In California’s northwest Marin County, this area, celebrated for its natural beauty, is one of constant movement: the animal migrations, the seasonal wildflowers that push up through the earth, the land. Point Reyes National Seashore sits on the Pacific plate; the eastern side of Tomales Bay sits on the North American plate. The two meet at the San Andreas Fault, right under Tomales Bay, and grind and knock together, and every so often make a major readjustment. In 1906 the Point Reyes peninsula leaped 20 feet northwest. Today, visitors come to join in the motion: to hike; to ride mountain bikes; to watch the animals, the birds, the flowers.
Begin a visit to the Point Reyes National Seashore at the Bear Valley Visitor Center. It’s on Bear Valley Road near Olema. Here you’ll find daily postings of whale sightings, displays on the local flora and fauna, and explanations of how the huge fire of ’95 has changed the area. Rangers can point you in the right direction for whale watching at the lighthouse, seal sighting, hikes, beaches.
Although Point Reyes is packed with options, one to put high on a list is a trip to Tule Elk Preserve. Even the ridge-top drive, with rolls of green hills patched with bundles of black-and-white cows, is jaw-dropping.
Tule Elk are year-round residents. Elk calves and young bulls can be seen in May. In late summer and early fall, bull elk start to call their harems together, and sometimes the bulls battle to secure their territory.
Another list item should be a drive up the Mount Vision road that passes through areas still scarred from the ’95 burn. From the top you can look down the Inverness Ridge to part of Tomales Bay as well as Drake’s Bay in the west. And then, there are always miles of hiking trails, the 3/4-mile wheelchair-accessible Earthquake Trail, beaches to stroll, historic ranches to explore, and plenty left over for tomorrow.
So book a night or two: Cozy B&Bs are everywhere—so many in fact that we couldn’t list them all. In the town of Inverness is Manka’s Inverness Lodge, dating to 1917 when it was a hunting lodge. Manka’s restaurant serves what many locals will tell you is the best meal in the area. Menu items can include tenderloin of local lamb, gravlax of local sockeye salmon, halibut (also local). Perched above bay waters are such inns as the Dancing Coyote, and the Sandy Cove Inn. The Hotel Inverness, next to the tiny Inverness Library and Museum, has been a functioning hotel since 1906. Next door is popular Ten Inverness Way Bed and Breakfast. Or try an inn in Inverness Park, or budget-minded options such as the Motel Inverness and the Golden Hinde Inn.

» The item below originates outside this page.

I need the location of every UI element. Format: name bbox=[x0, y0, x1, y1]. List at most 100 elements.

Olema overnighters can opt for the Point Reyes Seashore Lodge, with loft bedrooms overlooking the gardens behind the lodge. Locals offering dining advice point towards The Olema Inn, on the corner of Highway 1 and Sir Francis Drake Blvd. One recent evening the menu included grilled ahi, stuffed pork tenderloin, home-smoked salmon filet. Across the street is the more casual Olema Farm House.
Life in the bayside towns around Tomales Bay is tranquil. During the day try poking into boutiques, gift stores, lazy lunches in the local restaurants. Evenings are filled with long dinners, maybe a drink in one of very few bars. In Inverness, and the smaller town of Inverness Park, passersby can buy local art in one of two gift shops, have pizza at The Gray Whale restaurant; early risers can stop by the Heart’s Desire Bakery.

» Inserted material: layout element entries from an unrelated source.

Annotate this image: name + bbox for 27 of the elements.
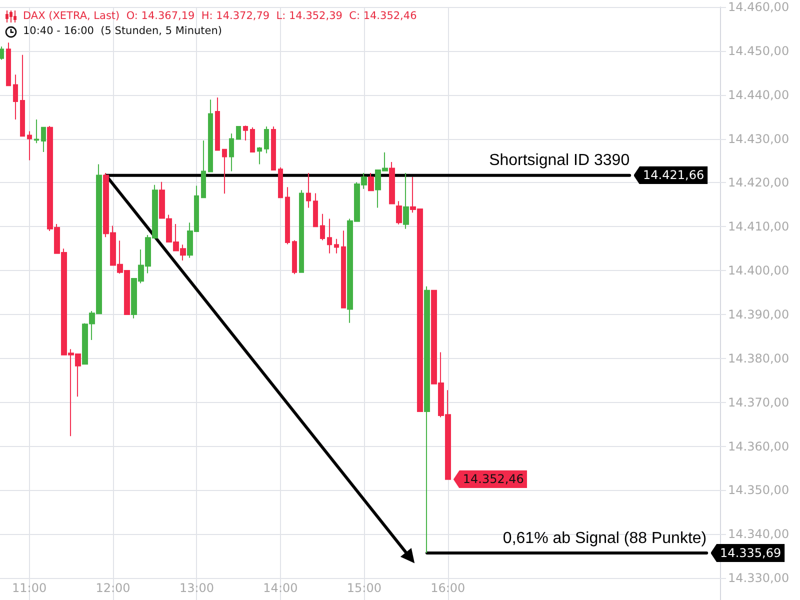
data-label: 14.421,66 <box>642 167 706 184</box>
x-tick-label: 13:00 <box>179 581 214 595</box>
chart-title: DAX (XETRA, Last) O: 14.367,19 H: 14.372,79 L: 14.352,39 C: 14.352,46 <box>23 10 417 23</box>
text: 10:40 - 16:00 (5 Stunden, 5 Minuten) <box>23 25 222 38</box>
y-tick-label: 14.360,00 <box>728 439 790 454</box>
y-tick-label: 14.390,00 <box>728 307 790 322</box>
y-tick-label: 14.340,00 <box>728 527 790 542</box>
y-tick-label: 14.380,00 <box>728 351 790 366</box>
y-tick-label: 14.450,00 <box>728 44 790 58</box>
y-tick-label: 14.420,00 <box>728 176 790 190</box>
y-tick-label: 14.350,00 <box>728 483 790 498</box>
y-tick-label: 14.330,00 <box>728 571 790 586</box>
annotation: 0,61% ab Signal (88 Punkte) <box>502 530 707 548</box>
text: 14.352,46 <box>462 472 524 486</box>
y-tick-label: 14.430,00 <box>728 132 790 146</box>
annotation: Shortsignal ID 3390 <box>489 152 630 170</box>
data-label: 14.335,69 <box>719 545 782 562</box>
x-tick-label: 14:00 <box>263 581 298 595</box>
y-tick-label: 14.400,00 <box>728 264 790 278</box>
y-tick-label: 14.460,00 <box>728 0 790 14</box>
y-tick-label: 14.410,00 <box>728 220 790 234</box>
y-tick-label: 14.370,00 <box>728 395 790 410</box>
x-tick-label: 16:00 <box>430 581 466 595</box>
x-tick-label: 15:00 <box>346 581 382 595</box>
x-tick-label: 11:00 <box>12 581 47 595</box>
y-tick-label: 14.440,00 <box>728 88 790 102</box>
x-tick-label: 12:00 <box>96 581 130 595</box>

The biggest area town, Point Reyes Station, is at the southern tip of Tomales Bay. Visitors will find more gift and curio stores (stop by Toby’s Feed Barn for everything from children’s books to dog food), art galleries, and a quirky mix of cuisine: chimichangas and exotic burritos at Cafe Reyes; California cuisine at the popular Station House Cafe (where on a nice day you can sit outside under the vine-filled trellis), a hot dog or burger and fries at Joe’s.
If it turns out to be picnic perfect, stop at the Tomales Bay Food Company at the north end of Point Reyes Station. Inside, you’ll find locally grown delicacies: cheeses and homemade ice cream from the Cowgirl Creamery (one of many area creameries); frittatas, asparagus, and spring garlic soup from the Tomales Bay Food Company.
Or stop by one of the local oyster farms such as Johnson’s in the National Seashore or Hog Island along the east shore of Tomales Bay, and head out to one of many barbeque areas.
One favorite: Heart’s Desire Beach along the west shore of Tomales Bay. Here, in Tomales Bay State Park, you’ll find a charming, wind-protected beach, possibly kayakers slipping their boats onto shore, hiking trails heading north and south along the low cliffs edging the bay (one offers a history of local Native American culture), and picnic tables and benches on cliff-top spots overlooking Tomales Bay.
About those kayakers: There are several shops around the bay where visitors can rent boats and slip onto the water. Blue Waters Kayaking, just a few miles north of downtown Inverness, offers rentals, lessons, guided trips (and next door is Barnaby’s restaurant, hearty fare for an after-paddling lunch). Along the east shore of the bay, in Marshall, is Tamal Saka kayak rentals; J&M kayak rentals, trips, and tours is in Olema.
Leave time for a drive along the east side of Tomales Bay, stopping for seafood at Tony’s in Marshall, open only on weekends. The road down the east side of Tomales Bay hugs the water and sails you past small marinas, rickety boat docks, the Hog Island Oyster Co., the stately Marconi State Park Conference Center, a tiny red church set just above the road, and, if you go far enough, the town of Tomales and beaches beyond.